There also are a number of standards-based efforts—from the OpenDaylight Project to the Open Network Foundation to the Open Compute Program’s work around networking—that are helping to drive the push for more dynamic, on-demand networks in the enterprise and among service providers.
Brocade officials in May unveiled the company’s On-Demand Data Center initiative to create scalable and programmable networks for cloud and virtualized environments.
There’s a lot of hype around SDN right now, with relatively few deployments. However, IDC analysts expect spending on SDN to increase rapidly over the next few years, from $360 million this year to $3.7 billion by 2016.
Brocade’s survey—conducted by research firm Vanson Bourne, which surveyed 1,750 IT decision makers and office workers in Europe and North America—indicates that while organizations may buy SDN technology over the next few years, they’re still going to have to deal with an increasingly aged infrastructure.

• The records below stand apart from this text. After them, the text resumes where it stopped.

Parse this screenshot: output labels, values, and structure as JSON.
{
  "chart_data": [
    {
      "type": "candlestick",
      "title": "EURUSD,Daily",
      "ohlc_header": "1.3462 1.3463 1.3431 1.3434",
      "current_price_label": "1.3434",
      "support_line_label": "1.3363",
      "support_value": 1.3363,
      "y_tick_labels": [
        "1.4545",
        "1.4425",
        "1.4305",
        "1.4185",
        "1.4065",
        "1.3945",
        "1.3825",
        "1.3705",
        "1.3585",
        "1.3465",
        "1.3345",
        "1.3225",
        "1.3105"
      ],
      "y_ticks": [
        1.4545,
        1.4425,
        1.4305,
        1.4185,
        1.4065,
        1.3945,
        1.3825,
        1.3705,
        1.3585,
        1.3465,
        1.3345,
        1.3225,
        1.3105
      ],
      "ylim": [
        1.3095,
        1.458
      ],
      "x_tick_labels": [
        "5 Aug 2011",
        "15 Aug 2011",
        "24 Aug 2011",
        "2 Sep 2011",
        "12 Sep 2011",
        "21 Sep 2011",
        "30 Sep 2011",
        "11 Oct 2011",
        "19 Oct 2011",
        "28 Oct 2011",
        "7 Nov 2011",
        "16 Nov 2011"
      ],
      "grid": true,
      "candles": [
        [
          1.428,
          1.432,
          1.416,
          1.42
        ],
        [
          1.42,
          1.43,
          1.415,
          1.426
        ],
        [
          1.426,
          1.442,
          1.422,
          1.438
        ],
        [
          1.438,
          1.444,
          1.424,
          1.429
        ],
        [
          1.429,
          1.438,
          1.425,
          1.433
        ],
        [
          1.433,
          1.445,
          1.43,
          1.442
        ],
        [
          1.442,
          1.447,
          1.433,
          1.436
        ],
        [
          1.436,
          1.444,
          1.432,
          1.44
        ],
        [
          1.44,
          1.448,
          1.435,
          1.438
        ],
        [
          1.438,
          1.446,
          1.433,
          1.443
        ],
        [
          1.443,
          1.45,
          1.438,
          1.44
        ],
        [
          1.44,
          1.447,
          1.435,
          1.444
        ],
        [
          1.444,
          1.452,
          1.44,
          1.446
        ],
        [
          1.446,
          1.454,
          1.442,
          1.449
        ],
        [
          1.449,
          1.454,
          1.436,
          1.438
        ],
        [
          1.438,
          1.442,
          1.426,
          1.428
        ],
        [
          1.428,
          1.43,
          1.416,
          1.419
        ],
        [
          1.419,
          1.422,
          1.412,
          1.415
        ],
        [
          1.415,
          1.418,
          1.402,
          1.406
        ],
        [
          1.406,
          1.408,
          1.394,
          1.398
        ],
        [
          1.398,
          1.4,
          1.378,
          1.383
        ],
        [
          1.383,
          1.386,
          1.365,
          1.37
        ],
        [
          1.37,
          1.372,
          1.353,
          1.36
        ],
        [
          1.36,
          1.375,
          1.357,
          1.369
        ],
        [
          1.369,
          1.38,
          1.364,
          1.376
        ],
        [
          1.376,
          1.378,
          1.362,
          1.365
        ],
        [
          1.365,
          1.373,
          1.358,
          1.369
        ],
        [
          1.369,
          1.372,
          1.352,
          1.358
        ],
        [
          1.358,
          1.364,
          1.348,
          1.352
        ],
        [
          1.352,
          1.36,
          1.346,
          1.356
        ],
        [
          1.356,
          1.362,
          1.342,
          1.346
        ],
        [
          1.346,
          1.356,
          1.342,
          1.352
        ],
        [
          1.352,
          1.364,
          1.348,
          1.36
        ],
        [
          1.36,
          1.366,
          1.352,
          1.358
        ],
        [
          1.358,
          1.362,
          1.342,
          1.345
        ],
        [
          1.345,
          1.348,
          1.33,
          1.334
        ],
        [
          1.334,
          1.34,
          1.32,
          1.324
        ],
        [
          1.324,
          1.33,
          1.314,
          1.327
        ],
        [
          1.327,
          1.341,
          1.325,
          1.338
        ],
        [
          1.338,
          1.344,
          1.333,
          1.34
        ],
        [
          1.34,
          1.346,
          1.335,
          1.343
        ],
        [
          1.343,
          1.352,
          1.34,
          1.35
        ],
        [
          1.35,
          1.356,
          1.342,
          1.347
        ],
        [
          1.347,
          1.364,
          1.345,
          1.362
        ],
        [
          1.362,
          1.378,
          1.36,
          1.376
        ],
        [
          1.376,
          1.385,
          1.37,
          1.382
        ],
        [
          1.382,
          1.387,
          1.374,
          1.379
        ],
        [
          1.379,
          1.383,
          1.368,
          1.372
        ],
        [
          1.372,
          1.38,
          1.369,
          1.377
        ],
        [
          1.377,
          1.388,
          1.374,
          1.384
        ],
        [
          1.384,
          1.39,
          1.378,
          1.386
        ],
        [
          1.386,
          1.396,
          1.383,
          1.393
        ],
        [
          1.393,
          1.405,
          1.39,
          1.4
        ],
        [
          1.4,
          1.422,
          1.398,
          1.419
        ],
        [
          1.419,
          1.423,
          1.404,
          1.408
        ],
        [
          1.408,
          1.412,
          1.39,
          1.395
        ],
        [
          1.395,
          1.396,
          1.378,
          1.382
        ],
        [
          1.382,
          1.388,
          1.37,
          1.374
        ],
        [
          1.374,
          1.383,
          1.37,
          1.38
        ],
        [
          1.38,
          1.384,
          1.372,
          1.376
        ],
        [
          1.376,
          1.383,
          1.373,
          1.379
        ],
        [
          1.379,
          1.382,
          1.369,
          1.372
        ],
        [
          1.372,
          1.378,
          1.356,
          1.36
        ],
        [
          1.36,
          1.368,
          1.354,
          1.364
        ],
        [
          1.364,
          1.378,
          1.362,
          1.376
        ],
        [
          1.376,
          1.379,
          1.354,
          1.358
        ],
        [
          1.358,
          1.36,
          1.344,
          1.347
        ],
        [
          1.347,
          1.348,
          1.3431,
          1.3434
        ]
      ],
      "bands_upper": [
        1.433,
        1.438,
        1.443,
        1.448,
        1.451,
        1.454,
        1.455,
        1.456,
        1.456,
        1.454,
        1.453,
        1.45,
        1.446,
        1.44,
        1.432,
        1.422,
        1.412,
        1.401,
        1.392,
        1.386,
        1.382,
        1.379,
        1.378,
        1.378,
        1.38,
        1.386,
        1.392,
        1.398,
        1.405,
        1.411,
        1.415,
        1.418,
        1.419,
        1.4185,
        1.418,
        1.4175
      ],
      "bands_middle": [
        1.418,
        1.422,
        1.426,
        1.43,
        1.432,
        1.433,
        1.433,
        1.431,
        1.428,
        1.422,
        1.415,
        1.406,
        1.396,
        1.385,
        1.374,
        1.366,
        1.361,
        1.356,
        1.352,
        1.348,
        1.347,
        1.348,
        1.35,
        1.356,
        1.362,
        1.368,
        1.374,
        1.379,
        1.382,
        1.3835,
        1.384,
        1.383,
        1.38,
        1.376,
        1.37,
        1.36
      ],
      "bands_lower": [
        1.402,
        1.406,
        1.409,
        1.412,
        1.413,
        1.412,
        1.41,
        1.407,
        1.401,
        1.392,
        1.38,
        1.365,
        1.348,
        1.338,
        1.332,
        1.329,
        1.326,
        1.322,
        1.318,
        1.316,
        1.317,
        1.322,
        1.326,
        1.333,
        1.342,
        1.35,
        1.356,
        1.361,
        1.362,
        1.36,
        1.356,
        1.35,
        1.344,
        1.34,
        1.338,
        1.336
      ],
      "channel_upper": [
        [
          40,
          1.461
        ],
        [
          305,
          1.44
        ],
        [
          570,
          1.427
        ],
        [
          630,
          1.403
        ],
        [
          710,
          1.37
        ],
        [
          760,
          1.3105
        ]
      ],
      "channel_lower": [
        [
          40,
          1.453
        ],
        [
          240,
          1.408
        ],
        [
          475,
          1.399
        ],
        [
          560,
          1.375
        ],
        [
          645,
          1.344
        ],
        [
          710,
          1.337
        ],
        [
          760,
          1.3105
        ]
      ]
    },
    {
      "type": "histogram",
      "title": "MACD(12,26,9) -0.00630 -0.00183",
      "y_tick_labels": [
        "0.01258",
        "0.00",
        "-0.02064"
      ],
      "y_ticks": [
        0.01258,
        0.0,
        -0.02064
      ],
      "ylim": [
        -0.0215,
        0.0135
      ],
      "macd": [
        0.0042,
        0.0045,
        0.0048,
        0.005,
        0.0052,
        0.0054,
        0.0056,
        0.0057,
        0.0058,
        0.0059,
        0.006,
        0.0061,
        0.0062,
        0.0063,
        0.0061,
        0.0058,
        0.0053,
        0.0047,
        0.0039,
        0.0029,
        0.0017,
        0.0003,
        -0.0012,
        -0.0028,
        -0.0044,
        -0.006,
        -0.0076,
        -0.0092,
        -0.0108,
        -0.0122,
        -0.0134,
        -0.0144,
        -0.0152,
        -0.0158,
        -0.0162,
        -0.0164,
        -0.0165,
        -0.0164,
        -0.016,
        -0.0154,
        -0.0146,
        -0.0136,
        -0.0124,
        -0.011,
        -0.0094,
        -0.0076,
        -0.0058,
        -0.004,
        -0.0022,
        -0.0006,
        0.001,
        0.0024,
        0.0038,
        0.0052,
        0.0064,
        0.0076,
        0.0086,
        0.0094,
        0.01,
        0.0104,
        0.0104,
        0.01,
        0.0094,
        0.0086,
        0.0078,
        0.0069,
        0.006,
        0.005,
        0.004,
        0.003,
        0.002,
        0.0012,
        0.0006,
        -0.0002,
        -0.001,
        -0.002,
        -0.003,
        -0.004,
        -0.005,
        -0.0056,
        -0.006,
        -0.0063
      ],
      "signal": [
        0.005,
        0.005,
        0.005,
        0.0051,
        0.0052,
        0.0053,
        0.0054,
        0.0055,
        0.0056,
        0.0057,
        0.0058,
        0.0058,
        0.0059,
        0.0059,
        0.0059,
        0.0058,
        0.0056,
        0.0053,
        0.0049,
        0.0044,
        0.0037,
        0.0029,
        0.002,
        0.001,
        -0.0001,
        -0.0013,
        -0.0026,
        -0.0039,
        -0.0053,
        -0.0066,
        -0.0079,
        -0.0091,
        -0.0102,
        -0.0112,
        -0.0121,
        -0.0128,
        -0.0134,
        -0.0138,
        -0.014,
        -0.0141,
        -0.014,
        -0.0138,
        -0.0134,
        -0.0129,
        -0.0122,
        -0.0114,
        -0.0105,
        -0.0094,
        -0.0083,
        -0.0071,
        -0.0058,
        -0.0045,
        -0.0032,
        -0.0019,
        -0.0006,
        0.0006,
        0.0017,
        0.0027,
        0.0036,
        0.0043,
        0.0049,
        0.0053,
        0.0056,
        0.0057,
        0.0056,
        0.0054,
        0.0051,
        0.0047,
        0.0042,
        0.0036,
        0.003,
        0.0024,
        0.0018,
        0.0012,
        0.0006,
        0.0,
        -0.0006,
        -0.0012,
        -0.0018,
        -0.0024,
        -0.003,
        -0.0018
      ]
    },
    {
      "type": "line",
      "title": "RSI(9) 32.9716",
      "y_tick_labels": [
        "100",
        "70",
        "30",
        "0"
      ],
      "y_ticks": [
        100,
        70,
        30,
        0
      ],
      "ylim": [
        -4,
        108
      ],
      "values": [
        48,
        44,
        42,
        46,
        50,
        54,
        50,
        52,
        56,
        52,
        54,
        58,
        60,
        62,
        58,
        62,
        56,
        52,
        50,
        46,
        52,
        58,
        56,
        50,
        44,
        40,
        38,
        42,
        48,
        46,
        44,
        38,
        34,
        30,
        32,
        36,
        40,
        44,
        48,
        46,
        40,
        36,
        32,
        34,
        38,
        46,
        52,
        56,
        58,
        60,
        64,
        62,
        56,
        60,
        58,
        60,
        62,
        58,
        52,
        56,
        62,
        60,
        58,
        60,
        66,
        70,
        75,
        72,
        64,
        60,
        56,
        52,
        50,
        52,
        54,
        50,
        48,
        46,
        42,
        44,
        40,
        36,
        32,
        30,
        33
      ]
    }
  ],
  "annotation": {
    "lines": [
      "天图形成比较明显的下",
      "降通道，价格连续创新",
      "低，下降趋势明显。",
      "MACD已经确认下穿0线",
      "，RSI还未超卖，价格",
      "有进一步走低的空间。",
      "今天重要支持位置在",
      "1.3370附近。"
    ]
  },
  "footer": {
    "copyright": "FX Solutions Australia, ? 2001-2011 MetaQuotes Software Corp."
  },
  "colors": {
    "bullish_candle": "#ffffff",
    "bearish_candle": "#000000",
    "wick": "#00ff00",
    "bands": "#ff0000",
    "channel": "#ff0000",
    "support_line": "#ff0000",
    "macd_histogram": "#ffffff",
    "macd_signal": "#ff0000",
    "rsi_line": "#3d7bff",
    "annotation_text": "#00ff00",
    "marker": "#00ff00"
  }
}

Three-quarters of enterprises have updated their IT environments over the last three years, but 91 percent of decision makers said their current IT infrastructures need significant upgrades to be able to handle the networking demands created by virtualization and cloud computing, such as video conferencing.
One-third of respondents also said their organizations go through multiple network failures every week, and 41 percent said network downtime has caused financial issues with their businesses. Sixty-one percent of data center professionals said their networks are not fit for their intended purposes.
That said, some IT decision makers are trying to make their networks more scalable. Eighteen percent already are using fabric-based networks, and 51 percent plan to deploy Ethernet fabrics in the next year, a key move to support virtualization efforts. In addition, many enterprises will deploy SDN by 2015.
More than two-thirds of the decision makers said they want an on-demand data center model that combines both physical and virtual networking capabilities for provisioning capacity and resources more quickly and efficiently.